Every time an employee pastes a customer file excerpt into a public chatbot, part of your company's information assets leaves the building. Multiplied by dozens of unsupervised daily uses — what security teams call shadow AI — the risk becomes structural. And it's already there: in most companies, the use of public AI tools started long before any policy existed.
The real risks of "public cloud everything"
- Sensitive data leakage: customer data, pricing, contracts, source code or trade secrets sent to third parties without control or proper encryption.
- Loss of traceability: no way to know who sent what, when, and to which service. In an incident, you can neither assess the scope nor notify properly.
- Data reuse: depending on the terms of service, your content may be used to improve the vendor's models.
- Vendor lock-in: terms, pricing and availability that change without notice, with an exit cost that grows as usage settles in.
- Non-compliance: data transfers outside the frameworks required by GDPR, Morocco's law 09-08, or your own contractual commitments to your customers.
The point isn't to demonize public AI services — they're excellent for generic tasks on public data.
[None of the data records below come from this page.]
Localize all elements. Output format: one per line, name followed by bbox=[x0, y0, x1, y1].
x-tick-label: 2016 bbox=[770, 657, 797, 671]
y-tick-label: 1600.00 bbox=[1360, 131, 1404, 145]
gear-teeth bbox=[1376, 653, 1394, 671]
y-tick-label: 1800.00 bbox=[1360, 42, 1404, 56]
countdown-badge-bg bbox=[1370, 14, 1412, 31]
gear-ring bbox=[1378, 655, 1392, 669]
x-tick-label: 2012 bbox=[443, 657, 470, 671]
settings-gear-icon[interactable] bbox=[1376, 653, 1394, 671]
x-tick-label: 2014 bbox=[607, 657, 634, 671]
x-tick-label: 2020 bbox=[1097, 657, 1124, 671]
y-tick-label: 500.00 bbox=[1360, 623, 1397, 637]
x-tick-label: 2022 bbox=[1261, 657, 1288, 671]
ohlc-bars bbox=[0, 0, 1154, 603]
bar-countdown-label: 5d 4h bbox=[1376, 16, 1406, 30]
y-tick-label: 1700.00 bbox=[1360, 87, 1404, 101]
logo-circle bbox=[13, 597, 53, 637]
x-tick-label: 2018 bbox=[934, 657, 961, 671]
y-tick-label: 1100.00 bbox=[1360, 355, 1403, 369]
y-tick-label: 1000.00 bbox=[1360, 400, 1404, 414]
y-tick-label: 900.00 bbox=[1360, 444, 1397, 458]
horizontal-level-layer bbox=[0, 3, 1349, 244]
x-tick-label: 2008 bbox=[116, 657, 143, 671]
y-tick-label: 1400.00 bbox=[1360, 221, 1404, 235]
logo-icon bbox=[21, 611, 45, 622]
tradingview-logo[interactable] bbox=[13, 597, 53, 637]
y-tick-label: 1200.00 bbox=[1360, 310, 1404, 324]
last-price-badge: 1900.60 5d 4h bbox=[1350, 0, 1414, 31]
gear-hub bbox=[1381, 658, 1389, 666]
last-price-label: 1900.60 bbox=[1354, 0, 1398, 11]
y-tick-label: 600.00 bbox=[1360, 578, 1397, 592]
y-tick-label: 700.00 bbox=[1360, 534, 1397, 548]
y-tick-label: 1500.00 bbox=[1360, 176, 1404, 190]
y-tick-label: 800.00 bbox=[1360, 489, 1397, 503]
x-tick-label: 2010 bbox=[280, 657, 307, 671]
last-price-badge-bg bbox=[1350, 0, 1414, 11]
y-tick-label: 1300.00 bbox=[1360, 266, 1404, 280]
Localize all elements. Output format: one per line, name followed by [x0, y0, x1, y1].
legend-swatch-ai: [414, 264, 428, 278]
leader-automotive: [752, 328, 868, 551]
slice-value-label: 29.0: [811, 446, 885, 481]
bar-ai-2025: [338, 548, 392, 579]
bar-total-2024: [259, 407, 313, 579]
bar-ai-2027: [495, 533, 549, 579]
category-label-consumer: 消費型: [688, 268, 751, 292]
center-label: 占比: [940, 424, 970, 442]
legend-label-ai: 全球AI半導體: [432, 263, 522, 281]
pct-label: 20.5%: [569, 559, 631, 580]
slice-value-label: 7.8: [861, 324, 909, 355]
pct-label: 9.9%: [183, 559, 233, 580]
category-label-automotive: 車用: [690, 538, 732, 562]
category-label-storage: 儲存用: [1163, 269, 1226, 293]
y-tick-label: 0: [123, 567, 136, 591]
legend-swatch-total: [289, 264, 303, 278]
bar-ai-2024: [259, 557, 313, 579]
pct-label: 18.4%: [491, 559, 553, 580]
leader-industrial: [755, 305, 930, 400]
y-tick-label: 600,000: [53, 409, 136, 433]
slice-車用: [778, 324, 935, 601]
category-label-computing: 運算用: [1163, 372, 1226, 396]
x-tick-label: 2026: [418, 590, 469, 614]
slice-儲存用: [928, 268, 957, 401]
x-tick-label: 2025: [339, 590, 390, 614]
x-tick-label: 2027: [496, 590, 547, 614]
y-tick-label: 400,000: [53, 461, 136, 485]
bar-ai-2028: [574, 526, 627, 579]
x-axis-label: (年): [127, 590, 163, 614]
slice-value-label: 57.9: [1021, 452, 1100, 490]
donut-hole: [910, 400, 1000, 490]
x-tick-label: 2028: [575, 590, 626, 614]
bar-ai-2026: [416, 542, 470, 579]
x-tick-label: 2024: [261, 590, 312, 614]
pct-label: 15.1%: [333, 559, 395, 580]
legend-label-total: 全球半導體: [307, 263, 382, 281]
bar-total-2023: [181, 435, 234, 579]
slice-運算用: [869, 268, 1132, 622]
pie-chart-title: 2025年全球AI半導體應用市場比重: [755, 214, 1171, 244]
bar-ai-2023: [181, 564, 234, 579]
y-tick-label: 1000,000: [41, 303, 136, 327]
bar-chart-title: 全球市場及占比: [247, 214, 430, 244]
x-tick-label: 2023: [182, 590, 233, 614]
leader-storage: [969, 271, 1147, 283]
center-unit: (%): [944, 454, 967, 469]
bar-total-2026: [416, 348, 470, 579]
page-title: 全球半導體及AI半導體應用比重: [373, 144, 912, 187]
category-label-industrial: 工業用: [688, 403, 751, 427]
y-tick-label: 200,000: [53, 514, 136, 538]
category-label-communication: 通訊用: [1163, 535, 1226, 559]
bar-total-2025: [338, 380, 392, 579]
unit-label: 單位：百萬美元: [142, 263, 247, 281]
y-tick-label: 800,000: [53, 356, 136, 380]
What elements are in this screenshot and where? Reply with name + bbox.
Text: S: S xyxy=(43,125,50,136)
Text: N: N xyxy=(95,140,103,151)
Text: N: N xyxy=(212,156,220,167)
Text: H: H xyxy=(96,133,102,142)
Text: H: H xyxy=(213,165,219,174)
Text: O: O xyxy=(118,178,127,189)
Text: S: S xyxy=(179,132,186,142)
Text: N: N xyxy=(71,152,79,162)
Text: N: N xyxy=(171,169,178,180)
The point is to consciously choose what goes out, and what stays in.
The alternative: AI hosted in your environment
Open models have reached a quality level that covers the vast majority of business needs: classification, extraction, drafting replies, document search, summarization. Deployed on your servers or in your private cloud, they offer:
- Sovereignty: your data never passes through a third-party service. The model comes to the data, not the other way around.
- Full traceability: every request is logged in your own systems, with user identity and context.
- Predictable costs: infrastructure sized for your usage, with no per-request billing that spirals as adoption grows.
- Customization: a model adapted to your vocabulary, your business rules, your internal documents.
Three architectures, three exposure levels
| Architecture | Where your data goes | Best suited for |
|---|---|---|
| Public chatbot | Vendor's servers, barely controllable | Public data only |
| API with contract | Vendor, with contractual guarantees | Pseudonymized data, moderate volumes |
| Model hosted on-premises | Never leaves your infrastructure | Sensitive data, core processes |
Most companies end up combining all three — what matters is that the split results from a decision, not from individual habits.
A simple policy for your teams
- Classify your data: public, internal, confidential. A one-page matrix is enough to start.
- Allow public tools only for public data, and say so clearly.
- Provide an internal alternative for everything else. Prohibition without an alternative never holds: teams route around it and shadow AI returns.
- Log and audit regularly. What gets measured gets governed.
- Train. Most leaks aren't malicious — they come from employees trying to do good work, fast.
Where to start concretely
A good entry point: an internal assistant hosted on your premises, connected to your documents (procedures, offers, FAQs), available to every employee. It replaces the unsupervised use of public chatbots with a tool that's more relevant — because it knows your context — and fully under control. It's often the project that reconciles IT, management and the teams.
Security shouldn't slow down AI adoption. Well-architected, it's the very condition for it: your teams use AI without trading productivity against confidentiality.